Winning a multi-million property in a prize draw may be a dream come true… but you could end up with a big tax bill if you sell it for a profit

  • Selling a home won in a prize draw may create a tax liability if it is sold at a profit
  • The tax due can run into tens of thousands of pounds if the profit is significant
  • We calculate the tax on a £2.5million house prize that is being sold for a profit

Winning a multi-million house in a competition may seem like a dream come true for many people.

But it can also create a tax burden if you go on to cash in and sell the property rather than move into it as your main home.

We spoke to leading accountant Nimesh Shah, of Blick Rothenberg, about the tens of thousands of pounds that could be due in capital gains tax in such circumstances.

It follows a couple putting their ‘dream’ Kent property on the market for £2.65million after winning it in a prize draw only last year.

A couple put their ‘dream’ Kent property (pictured) on the market for £2.65million after winning it in a prize draw

The Midlands couple won the £2.5million luxury home via a draw on the website Omaze in the autumn last year.

They described the win as ‘beyond their wildest dreams’ and went on to say that it had changed their lives forever.

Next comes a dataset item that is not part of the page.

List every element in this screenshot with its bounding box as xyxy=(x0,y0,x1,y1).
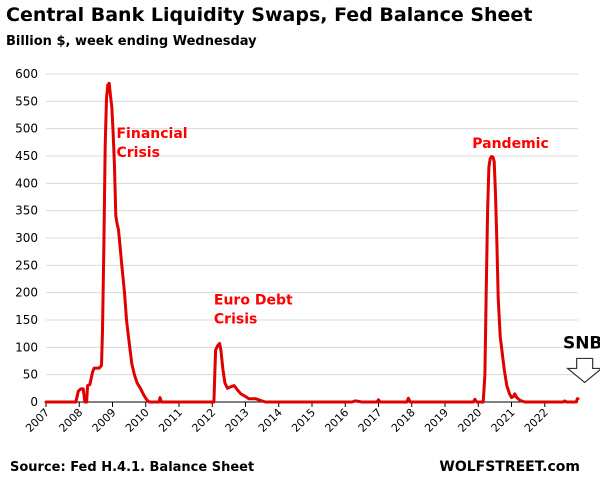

However, what they may not have known when they made the decision to sell the property is there was a potential capital gains tax liability.

Capital gains tax is a tax on the profit when you sell an asset – such as property – that has increased in value.

Mr Shah explained: ‘When someone acquires the property through a raffle in this way, their capital gains tax base cost is considered to be the market value of the property at the time they acquired it.

‘Assuming the market value of the property when it was won is £2.5million – as advertised in the raffle -, that becomes the prize winner’s capital gains base cost.

‘If they subsequently sell the property for £2.65million, they will make a capital gain of £150,000. This is calculated by taking £2.65million and subtracting their capital gains base cost of £2.5million.’

What the winners of a property in a prize draw may not have known when they made the decision to sell is there is a potential capital gains tax liability

Mr Shah went on to calculate the tax due on this capital gain, saying the capital gains annual exemption would need to be deducted, which is currently £12,300. This reduces to £6,000 from April 6, 2023 and £3,000 from April 6, 2024.

He added: ‘It would be possible for the seller to deduct any associated costs of sale, such as agent’s fees or legal costs to calculate the taxable gain.

‘If the seller is a higher rate tax payer – income over £50,270 – , the capital gain is taxed at a flat rate of 28 per cent.

‘Based on the capital gain of £150,000, the taxable gain is £144,000 – ignoring any associated costs of sale and after deducting the capital gains annual exemption of £6,000, assuming the sale takes place after April 5, 2023.’

It means that the associated capital gains tax is £40,320 – which is 28 per cent of £144,000.

The seller would need to report to HMRC and pay the associated capital gains tax within 60 days of the sale of the property.